À côté de ça, nous avions aussi envie de mener une lutte politique au sens plus classique du terme, nous nous sommes associés à d’autres collectifs, comme la Voix des sans-papiers, pour des soirées d’informations juridiques, de sensibilisations politiques, de présences dans les manifs et d’actions dans l’espace public, pour essayer de remuer les choses autour des revendications qu’on porte. Ce sont les revendications classiques des mouvements de sans-papier c’est-à-dire la fermeture des centres fermés, la régularisation la plus large possible des sans-papiers, des couloirs sécurisés pour ceux qui veulent juste traverser le territoire, l’arrêt des rafles policières et des contrôles au faciès.  

La réflexion particulière que l’on voulait avoir et qu’on n’a pas encore vraiment eue parce qu’on a été pris par notre action, c’est de voir comment on peut construire des revendications communes entre précaires d’ici et précaires de là-bas.

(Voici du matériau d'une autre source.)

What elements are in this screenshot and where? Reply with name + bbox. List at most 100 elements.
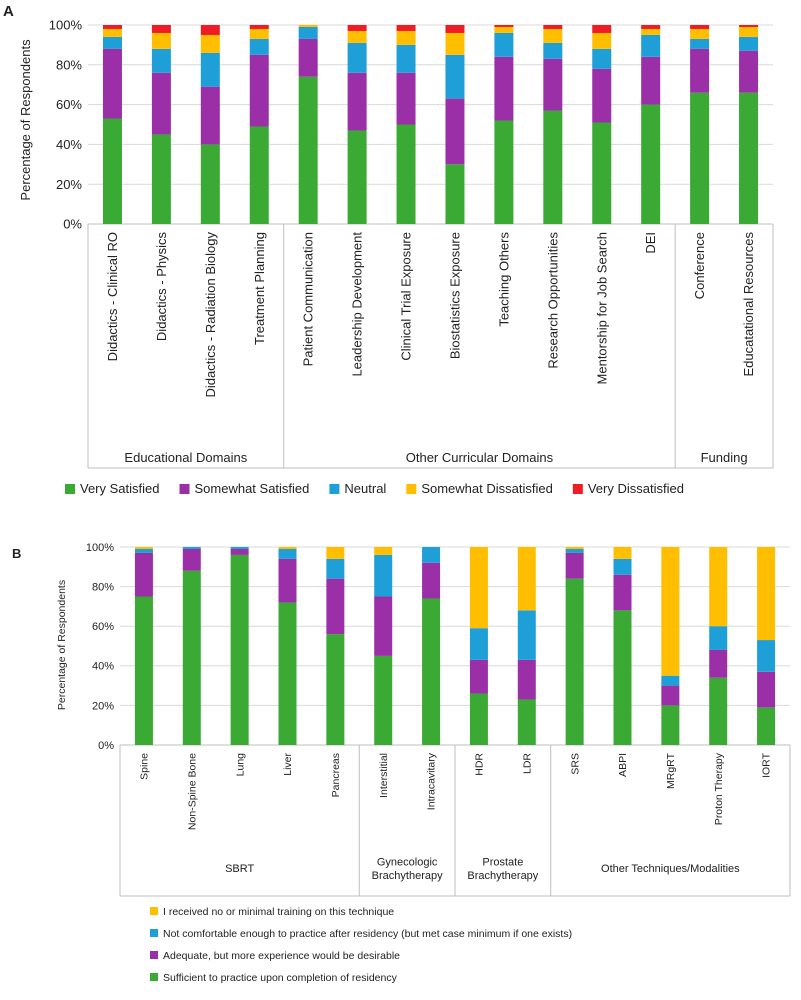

Nous avons aussi développé une réflexion sur notre pratique, la micropolitique de ce que l’on construit ensemble entre ceux qui ont des papiers et ceux qui n’ont pas de papier. Cela reste une question compliquée, mais majeure. Les manières de faire et de discuter des militants peuvent se heurter à d’autres manières de faire. Les sans-papiers participent aux assemblées générales et aux groupes de travail. Cette participation se fait avec beaucoup de difficulté, celle de la langue et des procédures de discussions collectives que les militants ont l’habitude d’avoir. Faire trois heures de discussion assis sur une chaise, ce n’est pas d’emblée donné à tout le monde. 

Vous pouvez nous expliquer ce qu’il se passe ici ?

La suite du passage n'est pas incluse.